Friday 27 November 2020

While many things came to a halt due to lockdowns this year, the State Library of NSW has been busier than ever adding to its collection of more than six million items. Some of these amazing new additions will go on public display for the first time from this Saturday 28 November 2020. 

The New to the Collection exhibition features over 20 newly acquired items, including a visual diary by 99 year-old artist Guy Warren recording his time in lockdown in Sydney, the first printed star chart of the Southern Hemisphere (1515) and one of the earliest books of modern zoology (1551-58). 

According to NSW State Librarian John Vallance: “Spanning centuries and collected from all over the world, New to the collection represents some of the most interesting and significant additions to the Library’s collection this year.” 

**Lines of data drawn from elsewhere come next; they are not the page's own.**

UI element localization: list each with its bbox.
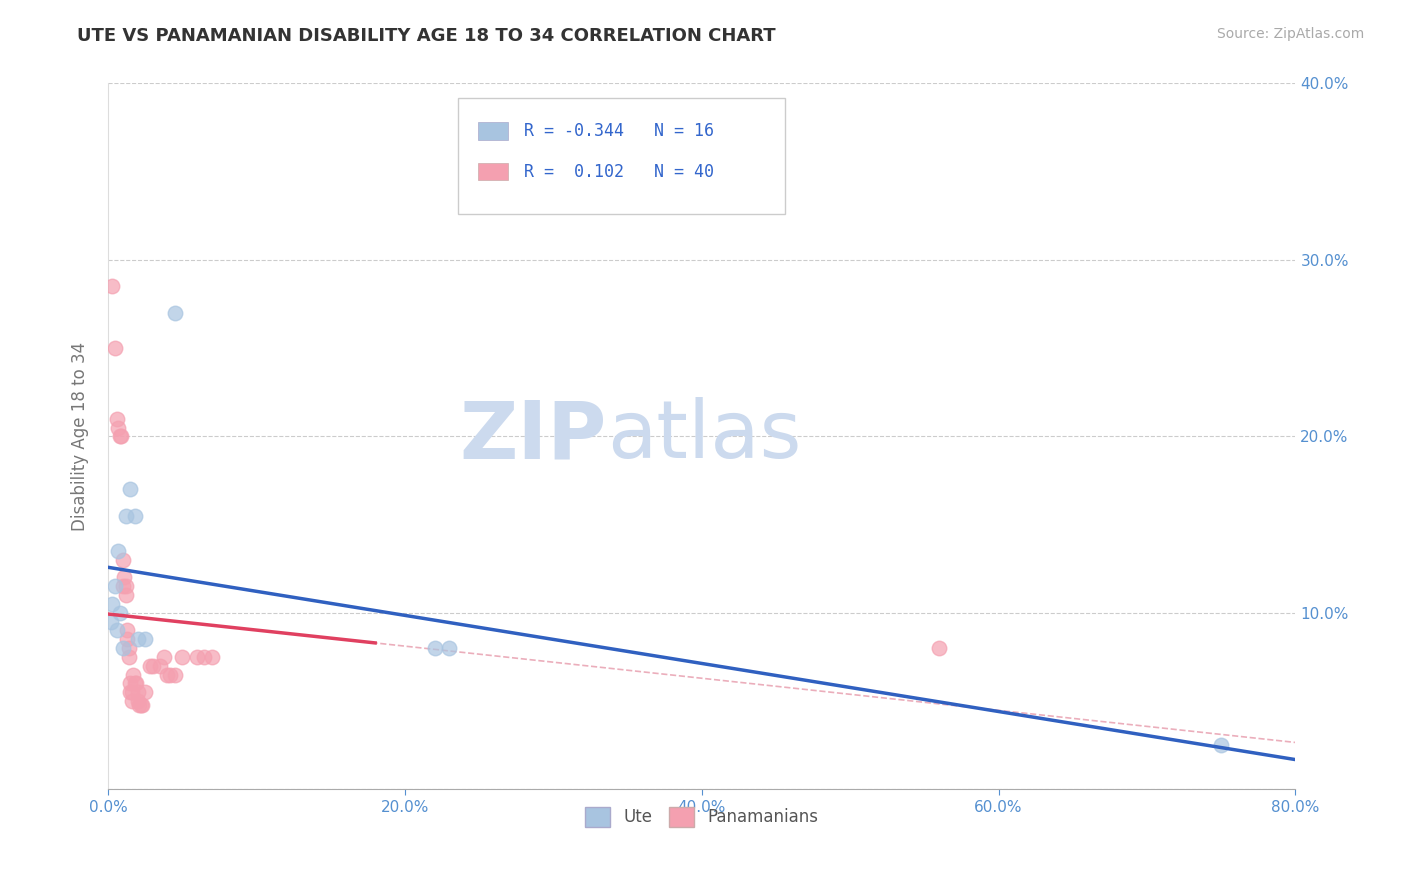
Point — [193, 649, 215, 664]
Point — [134, 632, 156, 647]
Point — [163, 667, 186, 681]
Point — [107, 420, 129, 434]
Point — [104, 579, 127, 593]
Point — [439, 641, 461, 656]
Point — [121, 694, 143, 708]
Point — [127, 694, 149, 708]
Text: ZIP: ZIP — [460, 397, 607, 475]
Point — [124, 676, 146, 690]
Text: R = -0.344   N = 16: R = -0.344 N = 16 — [523, 121, 714, 140]
Point — [138, 658, 160, 673]
Point — [111, 641, 134, 656]
Point — [118, 649, 141, 664]
Point — [101, 279, 124, 293]
Text: atlas: atlas — [607, 397, 801, 475]
Point — [117, 632, 139, 647]
Bar — [478, 163, 508, 180]
Point — [156, 667, 179, 681]
Point — [112, 570, 135, 584]
Point — [153, 649, 176, 664]
Point — [121, 685, 143, 699]
Point — [141, 658, 163, 673]
Point — [117, 624, 139, 638]
Legend: Ute, Panamanians: Ute, Panamanians — [578, 800, 825, 834]
Text: UTE VS PANAMANIAN DISABILITY AGE 18 TO 34 CORRELATION CHART: UTE VS PANAMANIAN DISABILITY AGE 18 TO 3… — [77, 27, 776, 45]
Point — [111, 579, 134, 593]
Point — [122, 667, 145, 681]
Point — [1211, 738, 1233, 752]
Point — [100, 615, 122, 629]
Point — [127, 685, 149, 699]
Point — [134, 685, 156, 699]
Point — [149, 658, 172, 673]
Bar — [478, 122, 508, 139]
Point — [111, 553, 134, 567]
Point — [101, 597, 124, 611]
Point — [163, 306, 186, 320]
Point — [114, 588, 136, 602]
Point — [201, 649, 224, 664]
Point — [186, 649, 208, 664]
Point — [120, 676, 142, 690]
Point — [107, 544, 129, 558]
Point — [423, 641, 446, 656]
Point — [114, 508, 136, 523]
Point — [159, 667, 181, 681]
Point — [120, 685, 142, 699]
Point — [127, 632, 149, 647]
Text: Source: ZipAtlas.com: Source: ZipAtlas.com — [1216, 27, 1364, 41]
Point — [120, 483, 142, 497]
Point — [125, 676, 148, 690]
Point — [928, 641, 950, 656]
Point — [129, 698, 152, 712]
FancyBboxPatch shape — [458, 97, 785, 214]
Point — [110, 429, 132, 443]
Point — [114, 579, 136, 593]
Y-axis label: Disability Age 18 to 34: Disability Age 18 to 34 — [72, 342, 89, 531]
Point — [105, 411, 128, 425]
Point — [172, 649, 194, 664]
Text: R =  0.102   N = 40: R = 0.102 N = 40 — [523, 162, 714, 181]
Point — [105, 624, 128, 638]
Point — [108, 429, 131, 443]
Point — [131, 698, 153, 712]
Point — [118, 641, 141, 656]
Point — [124, 508, 146, 523]
Point — [128, 698, 150, 712]
Point — [104, 341, 127, 355]
Point — [108, 606, 131, 620]
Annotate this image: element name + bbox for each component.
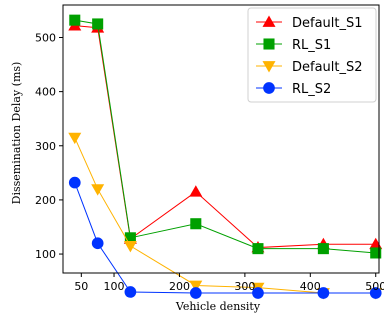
- data-point: [91, 184, 105, 196]
- data-point: [317, 243, 329, 255]
- x-tick-label: 500: [365, 280, 384, 293]
- data-point: [92, 18, 104, 30]
- legend-label: RL_S2: [292, 82, 331, 97]
- legend-marker: [262, 61, 276, 73]
- x-tick-label: 300: [234, 280, 255, 293]
- legend-item: RL_S2: [256, 82, 331, 97]
- data-point: [68, 132, 82, 145]
- y-tick-label: 100: [35, 248, 56, 261]
- data-point: [369, 287, 382, 299]
- legend-marker: [263, 82, 275, 94]
- plot-area: [68, 14, 383, 300]
- series-rl-s2: [68, 176, 382, 299]
- y-tick-label: 400: [35, 86, 56, 99]
- x-tick-label: 100: [104, 280, 125, 293]
- y-tick-label: 500: [35, 31, 56, 44]
- x-tick-label: 50: [74, 280, 88, 293]
- legend-label: RL_S1: [292, 38, 331, 53]
- series-line: [74, 182, 376, 294]
- x-tick-label: 200: [169, 280, 190, 293]
- series-default-s2: [68, 132, 383, 300]
- legend-item: Default_S1: [256, 15, 363, 31]
- data-point: [317, 287, 330, 299]
- x-tick-label: 400: [300, 280, 321, 293]
- x-axis-title: Vehicle density: [175, 300, 261, 313]
- data-point: [69, 14, 81, 26]
- data-point: [190, 218, 202, 230]
- y-tick-label: 300: [35, 140, 56, 153]
- legend: Default_S1 RL_S1 Default_S2 RL_S2: [247, 7, 377, 103]
- legend-marker: [262, 15, 276, 27]
- y-axis-title: Dissemination Delay (ms): [10, 62, 23, 205]
- legend-box: [247, 7, 377, 103]
- data-point: [189, 185, 203, 197]
- data-point: [68, 176, 81, 189]
- legend-label: Default_S2: [292, 60, 363, 75]
- data-point: [189, 280, 203, 292]
- data-point: [124, 232, 136, 244]
- legend-marker: [263, 38, 275, 50]
- legend-item: Default_S2: [256, 60, 363, 75]
- data-point: [124, 286, 137, 298]
- data-point: [189, 287, 202, 299]
- legend-label: Default_S1: [292, 16, 363, 31]
- series-rl-s1: [69, 14, 382, 259]
- y-tick-label: 200: [35, 194, 56, 207]
- data-point: [91, 237, 104, 250]
- plot-frame: [62, 4, 380, 274]
- series-line: [74, 137, 376, 294]
- data-point: [123, 241, 137, 253]
- axes: 50 100 200 300 400 500 100 200 300 400 500: [35, 4, 384, 293]
- legend-item: RL_S1: [256, 38, 331, 53]
- data-point: [252, 243, 264, 255]
- data-point: [252, 287, 264, 299]
- data-point: [370, 247, 382, 259]
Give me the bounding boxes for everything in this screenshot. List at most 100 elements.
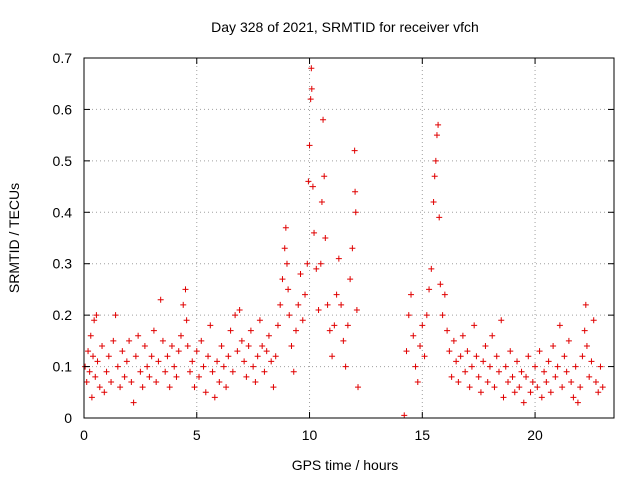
data-point: [570, 394, 577, 401]
data-point: [329, 353, 336, 360]
data-point: [532, 363, 539, 370]
data-point: [157, 296, 164, 303]
data-point: [471, 322, 478, 329]
data-point: [421, 353, 428, 360]
data-point: [462, 368, 469, 375]
data-point: [464, 348, 471, 355]
data-point: [279, 276, 286, 283]
data-point: [477, 389, 484, 396]
chart-title: Day 328 of 2021, SRMTID for receiver vfc…: [211, 19, 479, 35]
data-point: [146, 373, 153, 380]
data-point: [581, 327, 588, 334]
plot-frame: [83, 57, 615, 419]
data-point: [209, 368, 216, 375]
data-point: [335, 255, 342, 262]
data-point: [223, 384, 230, 391]
data-point: [538, 394, 545, 401]
data-point: [448, 373, 455, 380]
data-point: [561, 353, 568, 360]
data-point: [87, 332, 94, 339]
data-point: [505, 379, 511, 385]
data-point: [283, 260, 290, 267]
data-point: [214, 358, 221, 365]
data-point: [304, 260, 311, 267]
y-tick-label: 0: [64, 410, 72, 426]
data-point: [308, 65, 315, 72]
x-tick-label: 5: [193, 427, 201, 443]
data-point: [259, 343, 266, 349]
data-point: [317, 260, 324, 267]
data-point: [320, 116, 327, 123]
data-point: [498, 317, 505, 324]
data-point: [577, 384, 584, 391]
data-point: [550, 343, 557, 349]
data-point: [480, 358, 487, 365]
data-point: [349, 245, 356, 252]
data-point: [495, 368, 502, 375]
data-point: [574, 399, 581, 406]
data-point: [446, 348, 453, 355]
data-point: [435, 121, 442, 128]
data-point: [347, 276, 354, 283]
data-point: [529, 379, 536, 385]
data-point: [552, 373, 559, 380]
data-point: [164, 353, 171, 360]
data-point: [110, 337, 117, 344]
data-point: [313, 265, 320, 272]
data-point: [311, 229, 318, 236]
data-point: [274, 322, 281, 329]
data-point: [159, 337, 166, 344]
data-point: [486, 363, 493, 370]
data-point: [543, 379, 550, 385]
data-point: [430, 199, 437, 205]
data-point: [290, 368, 297, 375]
data-point: [117, 384, 124, 391]
data-point: [579, 353, 586, 360]
data-point: [468, 363, 475, 370]
data-point: [307, 96, 314, 103]
data-point: [198, 337, 205, 344]
data-point: [281, 245, 288, 252]
data-point: [189, 358, 196, 365]
data-point: [241, 358, 248, 365]
data-point: [507, 348, 514, 355]
data-point: [599, 384, 606, 391]
data-point: [405, 312, 412, 319]
data-point: [489, 332, 496, 339]
data-point: [453, 358, 460, 365]
data-point: [419, 322, 426, 329]
data-point: [119, 348, 126, 355]
y-tick-label: 0.7: [53, 50, 73, 66]
data-point: [139, 384, 146, 391]
data-point: [86, 368, 93, 375]
data-point: [94, 358, 101, 365]
data-point: [183, 317, 190, 324]
data-point: [426, 286, 433, 293]
data-point: [473, 353, 480, 360]
data-point: [254, 353, 261, 360]
data-point: [514, 358, 521, 365]
data-point: [128, 379, 135, 385]
data-point: [96, 384, 103, 391]
data-point: [236, 307, 243, 313]
data-point: [182, 286, 189, 293]
data-point: [321, 173, 328, 180]
data-point: [177, 332, 184, 339]
data-point: [112, 312, 119, 319]
data-point: [288, 343, 295, 349]
data-point: [595, 389, 602, 396]
data-point: [162, 368, 169, 375]
x-tick-label: 15: [415, 427, 431, 443]
data-point: [265, 332, 272, 339]
data-point: [196, 373, 203, 380]
data-point: [342, 363, 349, 370]
data-point: [202, 389, 209, 396]
y-tick-label: 0.6: [53, 101, 73, 117]
data-point: [597, 363, 604, 370]
data-point: [218, 343, 225, 349]
data-point: [268, 358, 275, 365]
data-point: [184, 343, 191, 349]
data-point: [92, 373, 99, 380]
data-point: [352, 209, 359, 216]
data-point: [130, 399, 137, 406]
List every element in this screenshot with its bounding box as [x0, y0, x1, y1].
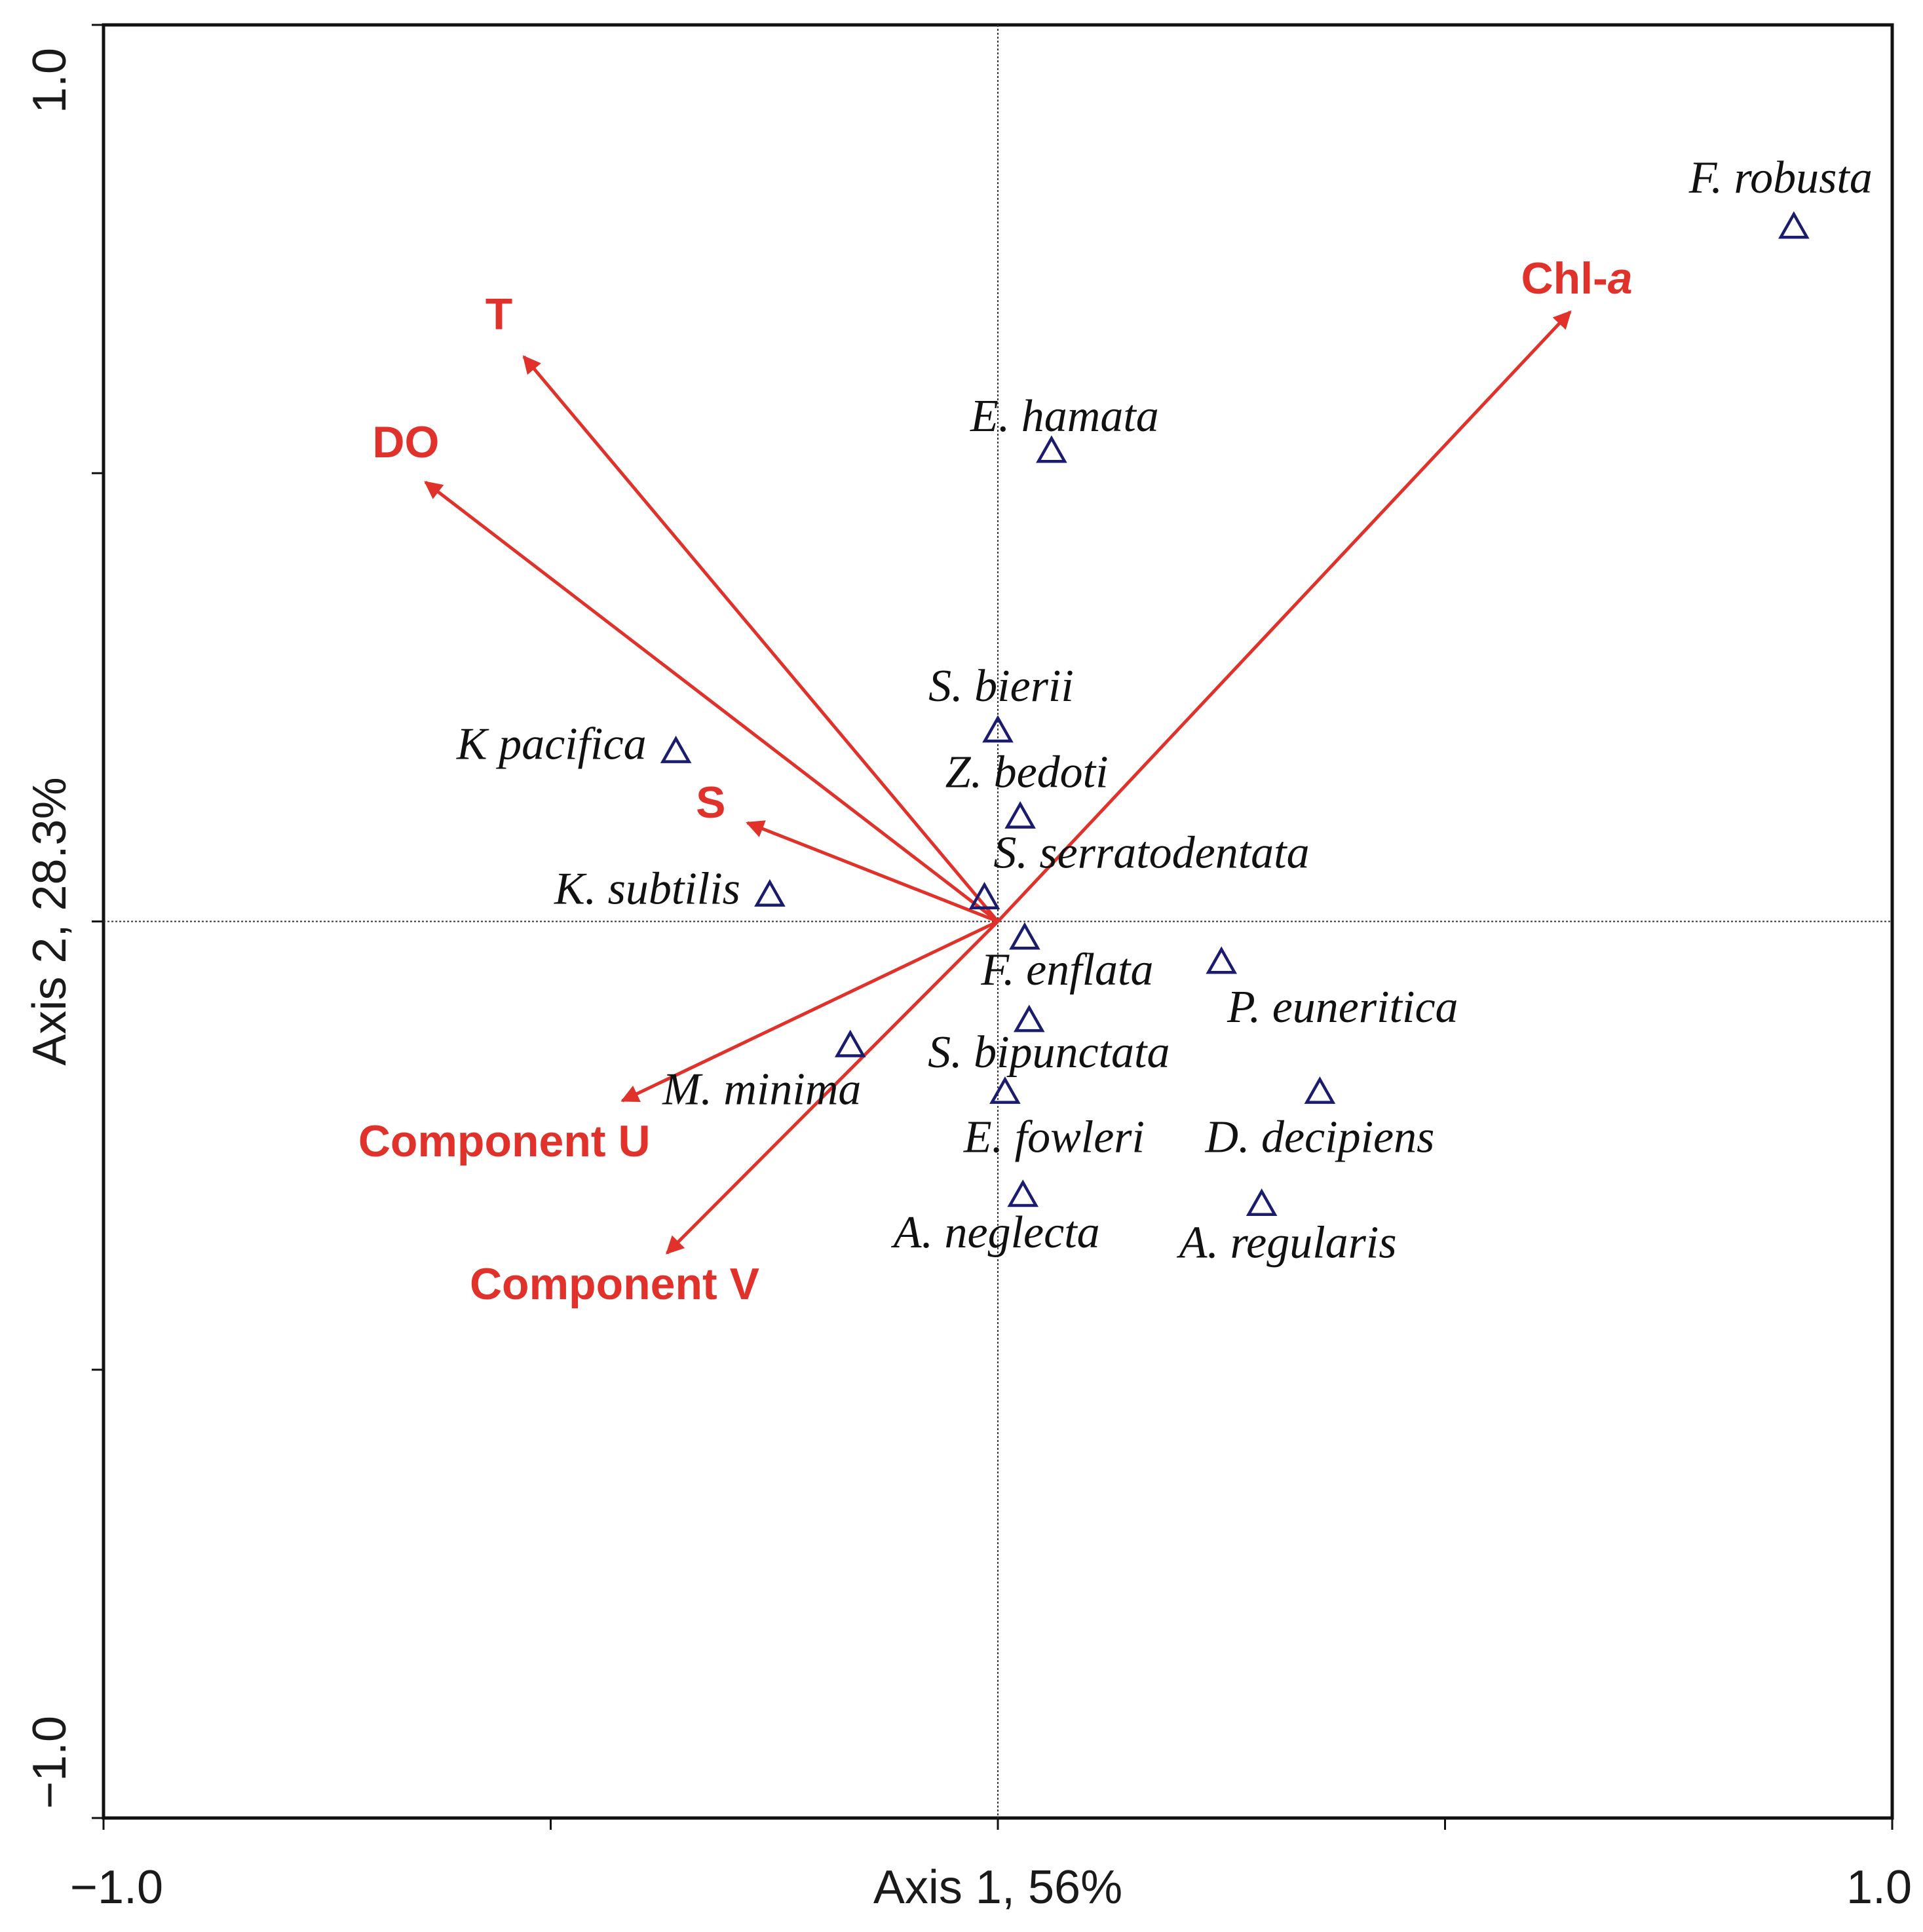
vector-arrow-component-v — [666, 920, 999, 1255]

"The exhibition reminds us of all the work that continued behind-the-scenes even when our doors were forced to close. Libraries continue to build their collections and serve the public even in the most difficult of circumstances.” 

Collection highlights on display include: 

  • One of the newest chapters in history from one of the oldest contributors: 
    COVID-19 isolation notebooks, 2020 by artist Guy Warren 
    As he turned 99 in April 2020, Guy Warren began to create daily drawings of his time in lockdown in Sydney. These volumes detail his observations as he moved into his 100th year. 
  • The first European record of southern skies: Imagines coeli meridionales, 1515 
    Created by Albrecht Dürer, cartographer Johannes Stabius and astronomer Conrad Heinfogel in 1515, there are only 10 known examples of the first printed European star chart of the southern hemisphere. The Library’s copy is equally rare as it was printed from the original.  
  • The most famous 'who’s who in the zoo’: Historia Animalium, 1551–58 
    Considered the start of modern zoology, this Renaissance encyclopedia by Conrad Gessner was one of the most popular scientific books at the time. Alongside extinct and ‘newly discovered’ animals, you find fantastic creatures like unicorns and mermaid-like beasts.